Спустя некоторое время он обнаружил, что лежит на толстом белом ковре на спине, с закрытыми глазами. Вирджиния куда-то исчезла. Он услышал, что она готовит коктейли. Открыв глаза, он увидел, что она стоит перед ним со стаканом в руке.

— Ты довольно-таки волосатый для блондина,— заметила она.

— Я стараюсь.

Она поставила ногу ему на грудь.

— Больно?

— Нет.

— Теперь?

— Если услышишь резкий звук, значит, сломалось ребро.

— Цыпленок.— Она сняла ногу и пошла к тахте. Он следил на расстоянии за игрой мускулов на ее крестце и бедрах. Она вернулась с двумя маленькими подушками и предложила: — Подложи себе под голову. Ковер вовсе не такой уж мягкий.

Когда он лег на подушку, она уселась ему на живот, поднесла стакан к его губам и постепенно наклоняла его, пока он пил.— Спасибо,— сказал он наконец.

— Если тебе станет тяжело...

— Не станет.

Она улыбнулась и, поставив стакан на пол около его головы, начала было говорить что-то, но запнулась.

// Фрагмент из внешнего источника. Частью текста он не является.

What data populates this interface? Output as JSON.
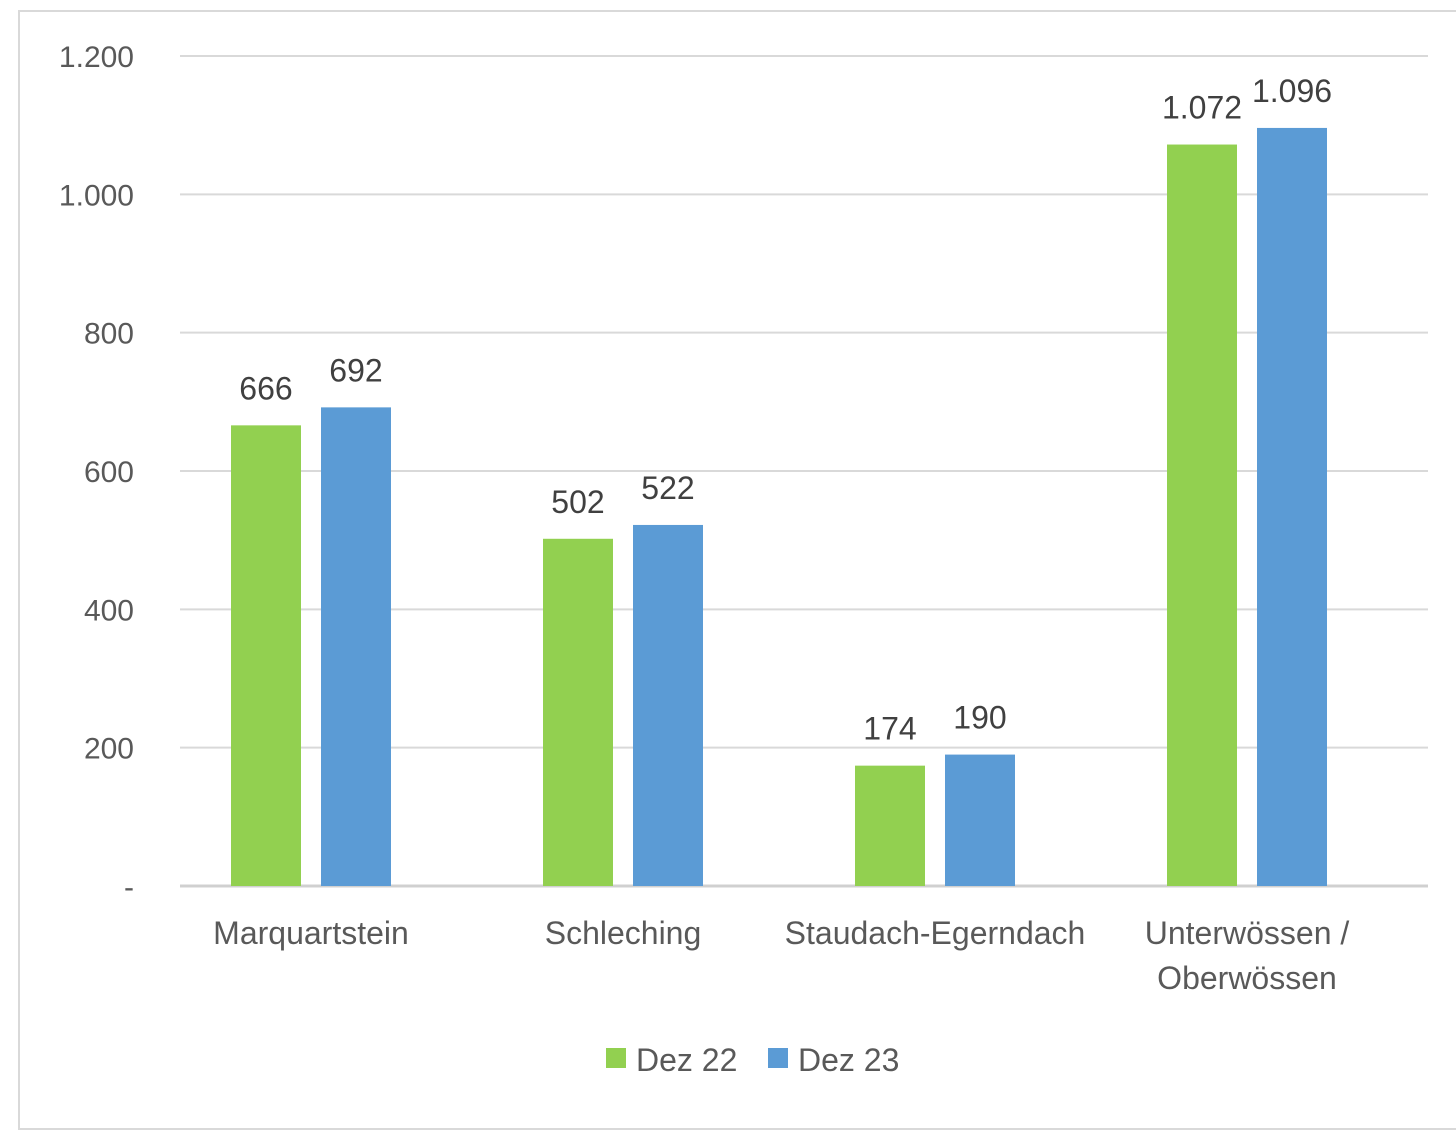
{
  "chart_data": {
    "type": "bar",
    "categories": [
      "Marquartstein",
      "Schleching",
      "Staudach-Egerndach",
      "Unterwössen / Oberwössen"
    ],
    "category_lines": [
      [
        "Marquartstein"
      ],
      [
        "Schleching"
      ],
      [
        "Staudach-Egerndach"
      ],
      [
        "Unterwössen /",
        "Oberwössen"
      ]
    ],
    "series": [
      {
        "name": "Dez 22",
        "color": "#92d050",
        "values": [
          666,
          502,
          174,
          1072
        ],
        "labels": [
          "666",
          "502",
          "174",
          "1.072"
        ]
      },
      {
        "name": "Dez 23",
        "color": "#5b9bd5",
        "values": [
          692,
          522,
          190,
          1096
        ],
        "labels": [
          "692",
          "522",
          "190",
          "1.096"
        ]
      }
    ],
    "ylim": [
      0,
      1200
    ],
    "yticks": [
      0,
      200,
      400,
      600,
      800,
      1000,
      1200
    ],
    "ytick_labels": [
      "-",
      "200",
      "400",
      "600",
      "800",
      "1.000",
      "1.200"
    ],
    "grid": true,
    "legend_position": "bottom",
    "title": "",
    "xlabel": "",
    "ylabel": ""
  }
}
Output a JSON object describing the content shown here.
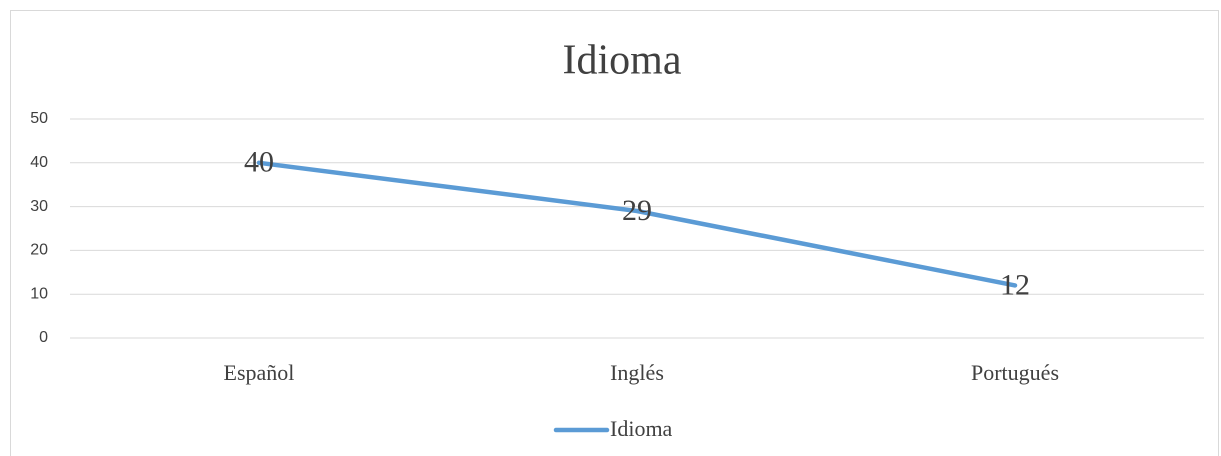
{
  "chart_data": {
    "type": "line",
    "title": "Idioma",
    "categories": [
      "Español",
      "Inglés",
      "Portugués"
    ],
    "series": [
      {
        "name": "Idioma",
        "color": "#5b9bd5",
        "values": [
          40,
          29,
          12
        ]
      }
    ],
    "ylim": [
      0,
      50
    ],
    "yticks": [
      0,
      10,
      20,
      30,
      40,
      50
    ],
    "grid": true,
    "legend": "bottom"
  }
}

— Скажи мне,— произнесла она наконец,— это у тебя результат усердной практики? Или же ты такой и есть?

— Как это?

Она слегка наклонилась вперед.

— Не будь тупым.

— Ах, ты об этом. Хорошо.— Он сделал гримасу, означающую: «Ну что я могу тебе сказать?» — Это не результат практики.

— Что я люблю в тебе больше всего, так это скромность.

— Я пытаюсь отвечать как можно скромнее,— настаивал он.— Но сам вопрос не так уж скромен. Во всяком случае, он может быть понят двояко. Его можно переадресовать: в чем секрет твоего фантастического успеха?

— Тот же ответ: не результат практики.

— Тогда что?

— О,— произнесла она.— Я могу тебе объяснить. Честно говоря, я могу ответить на оба вопроса. Причина того, что я хорошая, это ты, и наоборот.

— Очень ловко.

— Не придирайся,— предупредила она.— Для этого ты не в том положении сейчас.— Она подняла ноги с ковра и, скрестив их по-портновски, уселась на его животе.

— Ну как, тяжело?

— Сколько ты весишь?

— 1 стоун, 5 фунтов. [Стоун— мера веса (англ.) = 14 фунтам = 63,5 кг. Фунт = 453,6 г.] И все это давит на твои внутренности.

— Здорово!

Она снова опустила ноги на ковер.

— Вот это я имела в виду, говоря, что для придирок ты не в том положении.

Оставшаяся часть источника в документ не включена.